When Steven Spielberg announced his next project was a film about UFOs, the fan theorising began; where would the great director’s lifelong fascination with other worlds take us this time? Kept as confidential as an alien landing spot at the top of Devils Tower (Close Encounters of the Third Kind), Spielberg has drawn together a top-drawer cast to bring his vision of what might happen if there was proof of alien contact to celluloid life.
Steven Spielberg
The auteur whose sure hand in shaping cultural-touchstone films – often depicting suburban lives affected by incredible circumstances – has earned his own adjective: Spielbergian. While making home movies as a teenager, a chance encounter with the legendary director John Ford inspired him to study film at California State University, which led to him directing TV productions at Universal.
In 1975, the release of Jaws made him a household name. From Indiana Jones and Jurassic Park to Saving Private Ryan and Schindler’s List, he has created the most indelible and groundbreaking cinema during his six-decade career. With Disclosure Day, the 79-year-old film-maker is still making movies that start conversations and make us think about our place in the world.

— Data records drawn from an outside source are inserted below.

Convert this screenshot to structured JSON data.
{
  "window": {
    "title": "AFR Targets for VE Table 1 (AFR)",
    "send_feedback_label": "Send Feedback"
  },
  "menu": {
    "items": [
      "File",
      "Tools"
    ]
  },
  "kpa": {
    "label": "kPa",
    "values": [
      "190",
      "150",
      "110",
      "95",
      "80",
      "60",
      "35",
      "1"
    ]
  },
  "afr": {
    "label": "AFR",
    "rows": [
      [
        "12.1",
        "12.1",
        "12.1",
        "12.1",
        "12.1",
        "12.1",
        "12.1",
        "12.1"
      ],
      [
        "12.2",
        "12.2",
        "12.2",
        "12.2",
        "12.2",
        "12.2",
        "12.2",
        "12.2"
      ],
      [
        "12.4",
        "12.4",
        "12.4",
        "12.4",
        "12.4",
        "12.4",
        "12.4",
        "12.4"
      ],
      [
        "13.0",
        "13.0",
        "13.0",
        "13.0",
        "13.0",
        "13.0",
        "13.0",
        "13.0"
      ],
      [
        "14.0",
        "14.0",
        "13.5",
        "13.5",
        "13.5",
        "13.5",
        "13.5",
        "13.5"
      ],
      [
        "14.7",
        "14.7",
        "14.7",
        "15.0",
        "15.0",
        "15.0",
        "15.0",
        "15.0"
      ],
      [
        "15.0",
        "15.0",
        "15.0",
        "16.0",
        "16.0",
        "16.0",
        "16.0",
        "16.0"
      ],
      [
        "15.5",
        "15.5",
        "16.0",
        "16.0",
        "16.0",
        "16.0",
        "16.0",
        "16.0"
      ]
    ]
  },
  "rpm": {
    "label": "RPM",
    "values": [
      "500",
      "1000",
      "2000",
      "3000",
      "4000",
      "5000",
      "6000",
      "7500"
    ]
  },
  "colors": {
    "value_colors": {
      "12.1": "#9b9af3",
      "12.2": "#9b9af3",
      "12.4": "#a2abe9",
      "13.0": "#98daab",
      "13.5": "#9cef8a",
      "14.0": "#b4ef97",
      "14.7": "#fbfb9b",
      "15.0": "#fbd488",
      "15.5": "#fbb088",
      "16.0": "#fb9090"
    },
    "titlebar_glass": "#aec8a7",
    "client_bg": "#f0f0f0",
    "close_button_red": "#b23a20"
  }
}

What he says about Disclosure Day: “People’s questions about what is not only going on in our skies but in our worlds, and in our realities, has reached a critical mass … if someone knows we’re not alone, why haven’t we been told?”
Emily Blunt
The British-born actor playing Kansas TV meteorologist Margaret Fairchild has been an international star since 2006 when The Devil Wears Prada hit our screens. Twenty years later, she’s Hollywood royalty, married to A Quiet Place writer/director John Krasinski, sister-in-law to her Devil co-star Stanley Tucci and bestie to Dwayne Johnson (whom she calls Toots). Her versatility has always yielded unexpected moves. She’s mixed costume drama (The Young Victoria) with indie intrigue (Looper); action (Edge of Tomorrow); huge scope ensembles (Oppenheimer, for which she gained an Oscar nomination); and even musicals (Mary Poppins Returns).
What she says about Disclosure Day: “There are definitely questions posed by Close Encounters that are answered in Disclosure Day.”
Josh O’Connor
Initially best-known for playing a young Prince Charles in The Crown, O’Connor brings a tangible tenderness to his work. This makes him instantly relatable whether he’s playing a gay Yorkshire sheep farmer (his breakout role in God’s Own Country), a boxer turned priest in Wake Up Dead Man, a horny tennis brat in Challengers or a sad-eyed cowboy in Rebuilding. Little wonder Spielberg tapped that quality to play Daniel Kellner, a cybersecurity whistleblower who holds evidence of extraterrestrials and wants to tell the world.
O’Connor’s work is as off-kilter and unique as the fluffy jumpers and cardigans he’s now famous for sporting.
What he says about Disclosure Day: “It’s every kid’s dream getting to work with Steven – he was the architect of everyone’s childhood.”
Colin Firth
Though justly famous for his wet-shirted Mr Darcy in the BBC’s Pride and Prejudice, a singleton’s Darcy in the Bridget Jones’s Diary franchise, and Oscar-winning star of The King’s Speech, this British treasure can play a nasty piece of work. In Disclosure Day he’s Noah Scanlon, the head of a shadowy corporation, Wardex – and he’ll do anything to keep secrets locked down. It’s not the first time he’s played a morally conflicted spy (Tinker Tailor Soldier Spy), but it still feels a thrilling gear-switch for an actor who so excels in epitomising British niceness.
What he says about Disclosure Day: “The question becomes who gets to decide [who knows the truth]?”
Colman Domingo
An impeccable dresser and journeyman artist, stage-turned-screen actor Domingo found belated global appreciation after decades working in regional theatre. The Philadelphia native impressed in TV before making a big cinematic splash as real-life activist Bayard Rustin in a biopic of the same name that saw him Oscar nominated. He followed it with another Oscar-nominated performance in the prison drama Sing Sing, before scene-stealing turns in The Running Man and Michael.
In Disclosure Day, he plays Hugo Wakefield, an ex-Wardex employee who wants the truth out there, reuniting with Spielberg after a small role in Lincoln.
What he says about Disclosure Day: “Steven’s optimism, his trust, his belief in the moon and the stars and all that is beyond are embedded in my character.”
Eve Hewson
The Irish actor was so obsessed with ET as a kid that she cut her hair short and asked to be called Elliott. Hewson has been acting since her teens (debuting in 2011’s This Must Be the Place opposite Sean Penn) but made her name with roles in watercooler TV shows, Bad Sisters and The Perfect Couple. She first worked with Spielberg on 2015’s cold war thriller Bridge of Spies, and reteams with him here to play Jane Blankenship, girlfriend of O’Connor’s Daniel, who has complexities of her own to iron out.
What she says about working with Spielberg: “He really is a gem of a human being, and he loves his actors, so working with him felt really special.”